Sure enough, the Rangers needed their bullpen ace and he delivered, retiring the Toronto Blue Jays' top three hitters on just seven pitches to preserve a 6-5 victory Sunday.
"That's my job, to come in a game like that and settle it down," said Cordero, whose five saves are tied for most in the majors. "I'm never thinking about a day off. These are big-league hitters. Even when it's 12-0, you've got to be ready."
But the Blue Jays showed why they came in leading the AL in runs, opening the sixth with the top of their lineup putting together three straight singles. They ended up knocking out Chris Young (1-1) that inning and then got within a run in the seventh with runners on the corners and two out.
That rally ended when Texas' Adrian Gonzalez, playing first base instead of designated hitter for the first time this season, backhanded a hard grounder by Eric Hinske. Then Toronto put the tying run on second base in the eighth, leaving Rangers manager Buck Showalter thinking "it might be getting away from us."
Soon, Cordero was warming up.
He came in to start the ninth and hardly broke a sweat. He got a fly ball and a groundout before coaxing Shea Hillenbrand -- who had been 3-for-4 -- to hit a first-pitch grounder to shortstop.
"I don't care who I face, I just go out there and do my job," Cordero said.
Cordero had a club-record 49 saves last season, when he also made the All-Star team and earned a big new contract. He had trouble with his pitching shoulder during the early part of spring training and blew two of his first four save chances this season.
He seems back in a groove now, having gone three-up, three-down in consecutive outings.
"He's lights-out," Chris Young said. "You always hope you can turn it over to him."
Chris Young never had that chance his first two starts, getting roughed up by the Angels both times.

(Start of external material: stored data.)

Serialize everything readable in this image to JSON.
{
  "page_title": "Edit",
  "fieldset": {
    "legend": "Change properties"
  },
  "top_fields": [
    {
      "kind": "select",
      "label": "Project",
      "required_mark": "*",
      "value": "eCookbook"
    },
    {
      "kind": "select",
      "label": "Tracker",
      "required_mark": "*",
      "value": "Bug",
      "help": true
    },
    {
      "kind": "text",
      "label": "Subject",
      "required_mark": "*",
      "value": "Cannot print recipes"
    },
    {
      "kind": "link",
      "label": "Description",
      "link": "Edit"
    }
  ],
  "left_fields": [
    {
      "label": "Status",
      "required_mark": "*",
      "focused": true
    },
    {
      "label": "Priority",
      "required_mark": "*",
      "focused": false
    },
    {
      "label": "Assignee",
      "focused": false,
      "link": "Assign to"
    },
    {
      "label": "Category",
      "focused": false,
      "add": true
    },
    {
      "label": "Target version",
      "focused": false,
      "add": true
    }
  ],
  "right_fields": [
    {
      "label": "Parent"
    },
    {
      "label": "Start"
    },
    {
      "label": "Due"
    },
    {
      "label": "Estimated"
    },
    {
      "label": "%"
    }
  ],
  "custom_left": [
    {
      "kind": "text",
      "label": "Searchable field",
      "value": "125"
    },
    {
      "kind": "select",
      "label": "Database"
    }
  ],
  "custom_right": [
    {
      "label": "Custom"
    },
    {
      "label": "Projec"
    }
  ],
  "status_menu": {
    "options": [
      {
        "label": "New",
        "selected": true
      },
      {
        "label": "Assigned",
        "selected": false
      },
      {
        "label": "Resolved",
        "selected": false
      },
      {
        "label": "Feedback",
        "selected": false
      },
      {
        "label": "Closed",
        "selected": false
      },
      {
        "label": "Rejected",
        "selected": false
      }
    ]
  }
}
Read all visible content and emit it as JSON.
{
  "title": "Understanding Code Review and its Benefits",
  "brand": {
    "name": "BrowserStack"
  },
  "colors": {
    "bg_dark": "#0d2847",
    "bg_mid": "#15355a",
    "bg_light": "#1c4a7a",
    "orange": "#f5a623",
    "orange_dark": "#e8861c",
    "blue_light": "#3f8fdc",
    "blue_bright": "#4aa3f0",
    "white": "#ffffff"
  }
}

This time, he retired the first six batters, didn't allow a hit until Hillenbrand tripled to lead off the fourth and then got through the fifth on just nine pitches.
Chris Young could've gotten out of a sixth-inning jam with only one run had he caught a two-out line drive from Reed Johnson. But he closed his glove too soon and it turned into an infield single,
prompting Showalter to pull him before anything else could go wrong.
"It was kind of a weird inning," said Chris Young, who allowed four runs on six hits in 5 2/3 innings, with a career-high six strikeouts.
Texas rebounded from its first shutout by opening the game with a single by Alfonso Soriano, Blalock's homer and a single by Michael Young. After Kevin Mench singled, Dellucci appeared to have another single until left fielder Frank Catalanotto misplayed the hit and the ball rolled to the warning track. The official scorer called it "a bad-hop triple," even though the ball did not appear to move all that awkwardly.
Towers was pulled after giving up Young's homer and two singles in the second.
"Pitches were flat, I was up in the zone," said Towers, who gave up six runs on eight hits in just two innings, sending his ERA from 2.13 to 5.52. "Everybody in the big leagues is going to hit those pitches I threw up there."
The Rangers had just four singles the rest of the game and reached third base only once the rest of the game against four relievers.
"We haven't been blown out of a game yet," Hillenbrand said. "We feel good about ourselves."
Johnson was hit in his first at-bat after getting plunked three times the previous game. ... Toronto outfielder Vernon Wells, who has sore ribs and is in a 2-for-23 skid, got the day off. ... Texas outfielder
Richard Hidalgo, in a 3-for-34 slump, got his first day off and catcher Sandy Alomar Jr. got his first start. ... Corey Koskie was initially in the lineup at third base, but he ended up at DH because of a sore neck that's been keeping him out of the field. Hillenbrand, who was going to be DH, replaced him at third base. ... The Rangers put right-hander
Ryan Bukvich on the disabled list with a sore elbow and recalled right-hander Nick Regilio for the third time this season.